In January this year, I started my quest to yeet Big Tech from my life. That morphed into a quest to get chickens, to garden the heck out of every square inch of my yard, and (currently) to take a more active role in making my money work for me (hence my recent pondering of credit cards being weird and canceling services I don't use). I'd thought about writing a book: "The Year of Yeeting Big Tech" or somesuch.

The more I thought about that book, however, the more I realized that this journey didn't begin when I decided to abandon Gmail. It began with that thought, the only clear thing in the mire of anesthesia and pain meds and physical agony and grief: "My entire marriage is past tense. I have to be here for me now, because no one else will."

I trust myself to learn more about my money because I spent the winter holidays in 2024 re-teaching myself basic arithmetic to combat dyscalculia and years of bad math education. I spent most of 2024 renovating my house after spending most of 2023 on a massive KonMari-esque cleanout of stuff and 2022 renovating the basement. In 2023 I agreed to be the five hour a week band program assistant at the local school district, where Husband taught and where I'd been coaching colorguard and teaching marching band for several years already. In 2024 I took on running their high school library as well.

The entire process is connected by a conjoined theme of presence and absence. It's in the (physical) absence yet constant (in my mind and heart) presence of Husband that I've moved, tackling first my physical living space and then the mental and emotional space of working with the kids.
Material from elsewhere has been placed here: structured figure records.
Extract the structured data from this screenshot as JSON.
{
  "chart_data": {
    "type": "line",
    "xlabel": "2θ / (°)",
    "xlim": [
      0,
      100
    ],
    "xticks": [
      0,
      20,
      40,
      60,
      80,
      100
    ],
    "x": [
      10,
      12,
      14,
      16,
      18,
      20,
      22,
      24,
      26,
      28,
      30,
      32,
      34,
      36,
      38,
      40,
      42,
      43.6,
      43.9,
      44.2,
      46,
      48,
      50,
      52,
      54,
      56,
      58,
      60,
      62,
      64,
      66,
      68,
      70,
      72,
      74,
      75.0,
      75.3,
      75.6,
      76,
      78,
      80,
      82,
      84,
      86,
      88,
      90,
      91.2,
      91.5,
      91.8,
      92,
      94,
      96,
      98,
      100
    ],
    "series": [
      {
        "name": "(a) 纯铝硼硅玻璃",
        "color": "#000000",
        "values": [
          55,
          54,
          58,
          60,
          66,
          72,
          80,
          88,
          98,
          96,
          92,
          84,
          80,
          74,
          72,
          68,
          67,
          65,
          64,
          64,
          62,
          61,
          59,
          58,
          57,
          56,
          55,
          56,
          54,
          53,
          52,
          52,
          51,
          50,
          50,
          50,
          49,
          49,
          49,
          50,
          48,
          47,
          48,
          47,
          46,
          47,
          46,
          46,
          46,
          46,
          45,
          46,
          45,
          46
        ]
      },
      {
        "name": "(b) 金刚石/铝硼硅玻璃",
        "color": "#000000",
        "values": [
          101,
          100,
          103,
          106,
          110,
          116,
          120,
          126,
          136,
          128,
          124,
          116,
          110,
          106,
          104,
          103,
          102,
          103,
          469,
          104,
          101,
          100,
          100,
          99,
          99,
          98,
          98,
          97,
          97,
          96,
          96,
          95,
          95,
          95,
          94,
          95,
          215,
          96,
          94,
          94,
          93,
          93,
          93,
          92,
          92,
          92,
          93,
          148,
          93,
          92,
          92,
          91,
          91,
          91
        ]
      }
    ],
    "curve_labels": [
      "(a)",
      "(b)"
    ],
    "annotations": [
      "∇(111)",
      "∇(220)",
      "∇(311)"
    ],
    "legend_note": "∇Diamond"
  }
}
I've lived permanently stuck at Day One Since Husband's Death even as I've rebuilt a life through four-plus years without him.

I don't have a sense of time anymore; I often feel as though the world has moved on without me. I live, emotionally, in an awful present that is forever severed from the me I used to be.

Yet I've "moved on" too, in a way. I'm not sitting around pining a la Victorian widow; I've changed careers, updated my house, gotten new friends and loves and hobbies and pets, gone on adventures. And as I've rebuilt that life, my instinct has always been toward *presence.* I work with the kids because those relationships require and reward presence. ("Love shows up," as Jess at Diary of a Mom puts it.) I got chickens so I could hang out in the backyard with them in the evenings and just *be present.*

There are endless self-help books that offer to teach people to "live in the present." They all seek to free us from the anxiety of living too much in the future and the regret of living too much in the past. I respect that as far as it goes - in fact, I think the main reason I rarely experience anxiety anymore (after a lifetime of "anxiety disorder" levels of it) is that I'm stuck in this perma-present of grief. I have to take things as they come. I really don't know what time is anymore.

I can't advocate for this particular approach to being stuck in the present. Don't get hit by an SUV, folks. It cured my anxiety, but the price was 2 damn high.

I lost everything the day that crash occurred. Yet presence - and absence, which are inseparable - continues to take prominence in my life and my decision making. Hence the blog title change. If this blog has one unifying theme, this is it. This blog is always my presence; always my view from the present.